The announcement that the coal prospector is selling all his racing and breeding interests - for an asking price of $125 million - is a surprise only in the length of time it has taken to come.
Tinkler believed he was a trailblazer, but in reality he was just one in a long line of wealthy men who believed they could enjoy immediate racecourse success on the back of a big investment, only to be disappointed.
What set Tinkler apart was the amount of money he lost and the predictability of his demise.
After spending big on untried horses and stud farms, he said he would equal the achievements of Bob and Jack Ingham - whose cerise colours were carried to victory in nearly every prestigious Australian race - within three years.
That declaration was one part hubris, two parts total ignorance. It set the tone for his involvement in the sport.
Tinkler sought to create a racing empire that would pay for itself, but the reality is that only a handful of operations in the world ever manage this and all have been developed over decades rather than years.
Tinkler ran before he could crawl; lavishing hundreds of millions of dollars on property and bloodstock without any discernible plan for growth.

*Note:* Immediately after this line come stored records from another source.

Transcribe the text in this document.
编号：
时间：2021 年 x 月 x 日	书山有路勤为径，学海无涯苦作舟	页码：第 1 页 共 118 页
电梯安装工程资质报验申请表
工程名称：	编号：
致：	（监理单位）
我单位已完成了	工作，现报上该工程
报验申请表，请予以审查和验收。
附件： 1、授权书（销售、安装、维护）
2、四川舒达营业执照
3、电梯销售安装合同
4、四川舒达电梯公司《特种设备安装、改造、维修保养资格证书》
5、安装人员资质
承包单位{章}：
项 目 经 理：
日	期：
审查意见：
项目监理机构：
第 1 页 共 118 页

A self-made man, he rejected offers of assistance and advice and, initially, there was a revolving door of employees, leading to his racing operation being widely known as Pat'n'sack rather than Patinack.

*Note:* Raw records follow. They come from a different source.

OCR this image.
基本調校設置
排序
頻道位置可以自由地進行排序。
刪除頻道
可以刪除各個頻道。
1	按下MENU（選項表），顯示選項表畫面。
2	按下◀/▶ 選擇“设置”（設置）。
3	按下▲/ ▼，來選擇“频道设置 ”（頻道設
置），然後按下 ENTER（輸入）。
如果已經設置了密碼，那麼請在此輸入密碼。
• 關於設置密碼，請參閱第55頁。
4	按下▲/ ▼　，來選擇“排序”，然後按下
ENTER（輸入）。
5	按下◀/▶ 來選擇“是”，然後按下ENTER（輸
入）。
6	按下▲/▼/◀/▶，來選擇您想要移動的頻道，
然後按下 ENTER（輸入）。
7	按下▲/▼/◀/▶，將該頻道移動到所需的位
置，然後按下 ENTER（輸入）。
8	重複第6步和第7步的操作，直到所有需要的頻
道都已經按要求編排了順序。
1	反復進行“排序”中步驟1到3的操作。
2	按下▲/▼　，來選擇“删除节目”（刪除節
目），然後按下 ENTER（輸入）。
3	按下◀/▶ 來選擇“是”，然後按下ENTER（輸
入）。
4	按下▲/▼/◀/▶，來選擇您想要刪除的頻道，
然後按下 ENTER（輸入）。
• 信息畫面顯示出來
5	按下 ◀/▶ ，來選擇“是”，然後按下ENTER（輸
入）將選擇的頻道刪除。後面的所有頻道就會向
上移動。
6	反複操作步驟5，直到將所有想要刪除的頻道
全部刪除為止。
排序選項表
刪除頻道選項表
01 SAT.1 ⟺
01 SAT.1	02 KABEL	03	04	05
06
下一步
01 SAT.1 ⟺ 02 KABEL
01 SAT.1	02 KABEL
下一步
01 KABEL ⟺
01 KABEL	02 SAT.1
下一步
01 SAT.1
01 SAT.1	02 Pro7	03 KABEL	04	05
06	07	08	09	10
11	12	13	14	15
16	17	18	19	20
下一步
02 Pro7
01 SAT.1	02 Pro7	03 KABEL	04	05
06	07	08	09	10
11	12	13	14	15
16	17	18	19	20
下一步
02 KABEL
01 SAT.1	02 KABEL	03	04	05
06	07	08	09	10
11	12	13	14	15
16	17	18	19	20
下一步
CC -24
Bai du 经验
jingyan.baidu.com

A Fairfax investigation revealed his racing empire was costing him more than $600,000 a week in 2011. His successes could never sustain those outgoings.
Even from the outset there were concerns about his financial standing as trainers, suppliers and auctioneers went unpaid for months.
As his fortune dwindled with the collapse in coal prices, his staff were forced to go without super and the list of creditors suing him reached double figures.
When he sold his stable star - Black Caviar's younger half-brother All Too Hard - for a reported $20 million earlier this year, it signalled the end of a dream rather than shrewd business.
The horse, a champion in its own right, could win millions on the track and potentially earn more than $10 million a year in stud fees. That Tinkler couldn't hold on to such an asset revealed the depths of his financial predicament.
Patinack's price of $125 million appears optimistic given the perception of a fire sale, but even if it was realised it would represent a loss of hundreds of millions.
There is an old saying within racing that the only way to make a small fortune from the sport is to start with a bigger one. Tinkler has found the truth out the hard way.